Baking, he explained, is something that has always held his interest. “I love pastries,” he added.
Clark is well known for his Sourdough Bread.
“My aunt, Dorothy Pearson, has used the same sourdough mixture for 30 years,” Clark explained. “She gave me a starter and the recipe.”
He said she also gave the starter and recipe for sourdough bread to Luther McKeehan.
Clark said he usually bakes 24 to 48 loaves of bread each week. Most of the bread he gives away to neighbors and fellow church members.
Clark taught driver’s safety in other countries with a company out of Arlington, Texas. He worked for about 25 years at that job, which saw him travel extensively to such countries as South Africa, Kenya, India and Malaysia. He taught students of varied faiths, including Muslims in Malaysia and Hindus in India.
In addition, he has participated in missionary trips to such countries as Ethiopia, Uganda, Haiti and India.
Clark retired three years ago, but that doesn’t mean he doesn’t stay busy.
He attends Southside Christian Church where once a month he cooks a meal at the church.
When he suggested the monthly meal, only one stipulation was presented to his proposal. “I was told not to ask the women to help,” he said. “They’re always working, so we wanted to give them a break.”
The monthly meals usually feature a meat accompanied by a couple of vegetables. The July meal will offer burgers, hot dogs, baked beans and other foods suitable for a Fourth of July celebration.
Clark also prepares all the desserts for the Christmas dinner at the church. “I make enough to feed 125 to 140 people,” he noted.
He also bakes on behalf of various benefits. He recently prepared desserts for the benefit “Lunch Date with Ricky Skaggs and The Whites” held at the Daily Bread Restaurant in Jonesborough. Proceeds from the lunch benefitted the Jonesborough Area Ministerial Association Pantry.
Of the cakes he bakes, Clark said his Black Walnut Cake is a popular favorite. “People like it the most,” he said.
Clark added that one of his Black Walnut Cakes once fetched $55 at a benefit auction — and the winner had been prepared to bid even higher.
“My aunt Mary, who is in her 80s, will crack out 40 quarts of black walnuts for this cake,” Clark said. “We freeze the walnuts until we need them.”
When it comes to an easy-to-bake item, however, Clark said nothing beats sourdough bread.

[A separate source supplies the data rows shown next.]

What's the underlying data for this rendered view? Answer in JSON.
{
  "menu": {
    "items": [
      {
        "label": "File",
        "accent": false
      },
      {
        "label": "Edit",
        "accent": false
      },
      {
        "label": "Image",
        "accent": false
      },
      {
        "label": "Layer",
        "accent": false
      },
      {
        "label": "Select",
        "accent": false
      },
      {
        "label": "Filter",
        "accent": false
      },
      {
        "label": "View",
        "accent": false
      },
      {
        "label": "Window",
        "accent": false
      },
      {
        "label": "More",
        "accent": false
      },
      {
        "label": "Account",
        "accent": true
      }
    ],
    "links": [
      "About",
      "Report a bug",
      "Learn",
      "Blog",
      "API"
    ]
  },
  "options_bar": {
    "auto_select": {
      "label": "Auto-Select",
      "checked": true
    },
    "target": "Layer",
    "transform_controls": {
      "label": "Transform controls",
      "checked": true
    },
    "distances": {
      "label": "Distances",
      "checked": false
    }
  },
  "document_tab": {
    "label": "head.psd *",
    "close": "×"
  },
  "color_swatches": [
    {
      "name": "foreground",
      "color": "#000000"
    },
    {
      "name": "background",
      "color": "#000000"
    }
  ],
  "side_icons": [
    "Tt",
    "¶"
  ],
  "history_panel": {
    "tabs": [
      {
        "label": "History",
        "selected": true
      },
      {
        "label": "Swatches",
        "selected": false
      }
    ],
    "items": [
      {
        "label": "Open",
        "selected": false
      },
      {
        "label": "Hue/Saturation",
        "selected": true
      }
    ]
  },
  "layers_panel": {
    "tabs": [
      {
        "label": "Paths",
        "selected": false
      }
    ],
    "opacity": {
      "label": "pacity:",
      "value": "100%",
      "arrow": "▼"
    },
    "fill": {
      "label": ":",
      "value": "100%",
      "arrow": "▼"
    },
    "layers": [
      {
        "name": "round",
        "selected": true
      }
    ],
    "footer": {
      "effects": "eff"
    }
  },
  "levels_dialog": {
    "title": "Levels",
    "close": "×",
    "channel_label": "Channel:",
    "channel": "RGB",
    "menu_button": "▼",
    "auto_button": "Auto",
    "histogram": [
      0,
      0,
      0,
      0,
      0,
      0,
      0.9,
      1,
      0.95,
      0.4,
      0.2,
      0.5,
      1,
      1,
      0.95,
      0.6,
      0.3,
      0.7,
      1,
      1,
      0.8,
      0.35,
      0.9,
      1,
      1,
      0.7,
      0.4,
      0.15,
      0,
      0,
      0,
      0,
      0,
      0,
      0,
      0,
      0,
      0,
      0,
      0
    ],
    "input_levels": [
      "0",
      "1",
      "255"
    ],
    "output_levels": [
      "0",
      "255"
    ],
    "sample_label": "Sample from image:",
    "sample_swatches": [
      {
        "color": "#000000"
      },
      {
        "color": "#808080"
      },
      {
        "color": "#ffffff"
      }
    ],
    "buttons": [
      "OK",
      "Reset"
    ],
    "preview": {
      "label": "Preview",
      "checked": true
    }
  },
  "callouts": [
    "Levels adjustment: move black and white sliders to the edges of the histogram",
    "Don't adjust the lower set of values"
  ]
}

“It’s the easiest bread in the world to make,” he said, even providing a demonstration during the interview for this article.
Clark said he is willing to share his sourdough recipe as well as a bit of starter.
He is sharing his mother’s recipe for chocolate cake.
“I don’t know where she got the recipe, but this is the cake that mom made for every church function,” Clark said.
The cake is also a favorite of many members of his family.
He said his nephew, Paul Clark, who works as a missionary in Haiti, always asks for the cake when he comes home for a visit.
Mom’s Chocolate Cake
3 eggs, separated (room temperature)
1/2 cup sugar
2 cups all-purpose flour, sifted
3/4 teaspoon soda
3/4 teaspoon salt
1 cup sugar
3 tablespoons cocoa
1/3 cup oil, such as Canola
1 cup buttermilk
1 teaspoon vanilla
Preheat oven to 360°F. Grease and flour a 9×13-inch baking pan.
Beat egg whites with 1/2 cup sugar, added slowly as whites are beaten.
In mixing bowl, add flour, soda, salt, sugar and cocoa and mix together. Add 1/3 cup oil and 1/2 cup buttermilk and mix well. Add remaining 1/2 cup buttermilk, 3 egg yolks and vanilla and beat well.
Fold in beaten egg whites until combined.
Pour in pan and bake for 30 to 35 minutes, or until done.
1 pound powdered sugar
5 to 7 tablespoons milk
3 tablespoons butter, melted
3 to 4 tablespoons cocoa (to taste)
1 teaspoon vanilla
Melt butter and stir in the cocoa until mixed.
Place powdered sugar in mixing bowl with about 5 tablespoons of milk and mix on slow speed. Add melted butter and cocoa and mix well. Add vanilla. Add more milk, a little at a time, until mixture reaches spreading consistency.
Note: This recipe ices the top of the cake if the cake is left in the pan. If the cake is turned out on a cakeboard and the sides need icing, you may want to increase this recipe by one half.